Tumor progression of rectal cancer during radiotherapy is very uncommon. Regularly, tumor shrinkage can be observed after long course radiotherapy [Citation10]. Theodoropoulos et al. reported of only one case of tumor progression during preoperative radiotherapy with 45 Gy of 88 patients treated [Citation11].

The tumor growth during radiotherapy was unexpected and made sphincter-preserving surgery uncertain. Definitely, the distance to the anal verge was shorter than expected. Thus, a very low colorectal pouch anastomosis became necessary.
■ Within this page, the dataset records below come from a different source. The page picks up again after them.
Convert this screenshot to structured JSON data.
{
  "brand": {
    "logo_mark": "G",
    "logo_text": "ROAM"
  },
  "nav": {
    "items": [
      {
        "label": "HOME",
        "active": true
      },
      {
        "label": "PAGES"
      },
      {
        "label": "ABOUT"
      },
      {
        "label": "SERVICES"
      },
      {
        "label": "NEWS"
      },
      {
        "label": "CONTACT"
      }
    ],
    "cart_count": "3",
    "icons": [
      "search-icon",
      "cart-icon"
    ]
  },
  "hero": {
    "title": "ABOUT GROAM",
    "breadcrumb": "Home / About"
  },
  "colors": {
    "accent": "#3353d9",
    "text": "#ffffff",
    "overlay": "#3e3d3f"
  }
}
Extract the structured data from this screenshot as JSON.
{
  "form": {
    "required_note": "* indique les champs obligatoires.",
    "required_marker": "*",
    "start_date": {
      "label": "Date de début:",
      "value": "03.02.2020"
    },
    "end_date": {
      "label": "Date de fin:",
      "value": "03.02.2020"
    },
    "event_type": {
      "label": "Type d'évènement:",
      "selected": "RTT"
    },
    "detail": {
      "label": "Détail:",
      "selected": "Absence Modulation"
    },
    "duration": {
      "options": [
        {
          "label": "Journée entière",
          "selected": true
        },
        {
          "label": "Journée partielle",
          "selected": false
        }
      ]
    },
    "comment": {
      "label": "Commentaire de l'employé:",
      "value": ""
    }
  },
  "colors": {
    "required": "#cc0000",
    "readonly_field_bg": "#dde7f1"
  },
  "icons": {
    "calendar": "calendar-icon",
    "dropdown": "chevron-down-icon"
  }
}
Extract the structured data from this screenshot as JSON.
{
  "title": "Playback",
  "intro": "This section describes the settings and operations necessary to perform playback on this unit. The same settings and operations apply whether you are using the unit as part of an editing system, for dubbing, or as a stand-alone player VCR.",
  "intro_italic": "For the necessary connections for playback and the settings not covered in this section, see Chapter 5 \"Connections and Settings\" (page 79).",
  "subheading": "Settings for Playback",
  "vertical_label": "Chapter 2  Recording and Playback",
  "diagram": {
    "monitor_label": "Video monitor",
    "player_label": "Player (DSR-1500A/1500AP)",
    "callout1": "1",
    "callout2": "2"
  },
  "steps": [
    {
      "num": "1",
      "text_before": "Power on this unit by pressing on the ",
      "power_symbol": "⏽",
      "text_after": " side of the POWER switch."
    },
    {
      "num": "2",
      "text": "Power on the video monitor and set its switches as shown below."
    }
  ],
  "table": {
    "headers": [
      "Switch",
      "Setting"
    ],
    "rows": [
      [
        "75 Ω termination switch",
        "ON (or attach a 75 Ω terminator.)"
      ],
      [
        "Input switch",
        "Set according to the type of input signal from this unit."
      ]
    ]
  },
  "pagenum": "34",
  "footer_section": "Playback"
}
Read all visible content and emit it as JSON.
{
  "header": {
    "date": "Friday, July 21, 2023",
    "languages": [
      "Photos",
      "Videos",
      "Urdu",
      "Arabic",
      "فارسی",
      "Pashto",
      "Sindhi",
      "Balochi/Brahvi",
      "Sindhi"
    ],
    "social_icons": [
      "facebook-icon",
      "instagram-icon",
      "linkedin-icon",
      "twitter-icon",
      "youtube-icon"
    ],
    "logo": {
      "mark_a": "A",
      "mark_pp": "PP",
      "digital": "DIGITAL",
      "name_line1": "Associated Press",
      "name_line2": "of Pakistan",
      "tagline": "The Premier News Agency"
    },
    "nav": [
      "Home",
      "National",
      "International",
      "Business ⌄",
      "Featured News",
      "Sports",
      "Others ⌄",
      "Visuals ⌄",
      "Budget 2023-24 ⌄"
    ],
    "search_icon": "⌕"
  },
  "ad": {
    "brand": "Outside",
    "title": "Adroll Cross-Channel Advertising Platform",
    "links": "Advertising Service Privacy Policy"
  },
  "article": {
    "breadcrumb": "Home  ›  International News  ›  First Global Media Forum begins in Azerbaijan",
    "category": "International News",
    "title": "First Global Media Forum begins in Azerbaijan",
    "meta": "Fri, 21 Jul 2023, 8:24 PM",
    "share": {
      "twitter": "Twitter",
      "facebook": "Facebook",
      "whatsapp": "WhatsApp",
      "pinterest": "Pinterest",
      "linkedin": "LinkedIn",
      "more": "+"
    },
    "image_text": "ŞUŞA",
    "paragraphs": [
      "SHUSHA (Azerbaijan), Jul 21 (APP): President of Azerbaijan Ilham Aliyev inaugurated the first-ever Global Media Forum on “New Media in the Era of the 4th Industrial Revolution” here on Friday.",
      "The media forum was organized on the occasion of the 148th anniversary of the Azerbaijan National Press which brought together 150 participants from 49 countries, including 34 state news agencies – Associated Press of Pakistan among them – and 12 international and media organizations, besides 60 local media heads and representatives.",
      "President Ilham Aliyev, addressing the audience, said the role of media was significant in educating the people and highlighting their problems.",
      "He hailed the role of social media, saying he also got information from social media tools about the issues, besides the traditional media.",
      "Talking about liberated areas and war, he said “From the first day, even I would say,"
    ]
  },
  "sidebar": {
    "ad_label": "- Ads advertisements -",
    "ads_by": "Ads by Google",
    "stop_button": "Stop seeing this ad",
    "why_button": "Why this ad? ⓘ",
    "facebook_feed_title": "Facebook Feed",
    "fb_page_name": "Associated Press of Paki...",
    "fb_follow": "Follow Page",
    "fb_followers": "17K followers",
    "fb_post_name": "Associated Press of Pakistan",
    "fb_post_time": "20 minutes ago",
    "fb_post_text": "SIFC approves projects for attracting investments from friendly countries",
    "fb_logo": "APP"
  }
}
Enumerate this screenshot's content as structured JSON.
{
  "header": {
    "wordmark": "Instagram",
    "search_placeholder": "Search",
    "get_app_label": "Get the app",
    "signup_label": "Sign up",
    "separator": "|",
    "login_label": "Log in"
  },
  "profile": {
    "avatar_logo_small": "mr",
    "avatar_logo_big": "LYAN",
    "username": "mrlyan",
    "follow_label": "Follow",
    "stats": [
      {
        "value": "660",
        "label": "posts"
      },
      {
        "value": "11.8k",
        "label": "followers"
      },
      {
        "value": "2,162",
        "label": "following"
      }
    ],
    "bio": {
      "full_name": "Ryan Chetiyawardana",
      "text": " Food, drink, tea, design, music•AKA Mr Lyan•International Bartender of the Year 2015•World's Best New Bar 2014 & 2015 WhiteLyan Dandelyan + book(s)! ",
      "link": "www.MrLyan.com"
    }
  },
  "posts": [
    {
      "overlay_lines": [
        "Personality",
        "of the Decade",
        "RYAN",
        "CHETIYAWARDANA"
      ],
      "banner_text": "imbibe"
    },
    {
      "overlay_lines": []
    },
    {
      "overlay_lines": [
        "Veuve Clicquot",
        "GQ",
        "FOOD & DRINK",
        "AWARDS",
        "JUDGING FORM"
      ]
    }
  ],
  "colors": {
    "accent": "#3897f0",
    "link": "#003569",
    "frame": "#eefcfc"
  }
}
One fact that does not fit the observations in the literature is that the patient complained of severe pain. Usually actinomyces associated infection show up with a painless perianal mass. Coremans et al. recently reported of three cases with a perianal induration. In two of the three cases an anal fistula and immunosuppression [Citation2]. Magdeburg et al. also described a case of a perianal mass and abscess formation without substantial pain [Citation1].

In conclusion, here we describe to the best of our knowledge for the first time a case of actinomyces infection causing a large pseudotumor in the rectum during neoadjuvant radiochemotherapy for rectal cancer. The clinical tumor progression made surgery difficult and enforced a very low rectal resection with colorectal anastomosis. Fortunately, the preoperative radiochemotherapy resulted in a histological complete response (ypT0) of the rectal cancer.

Declaration of interest: The authors report no conflicts of interest. The authors alone are responsible for the content and writing of this paper.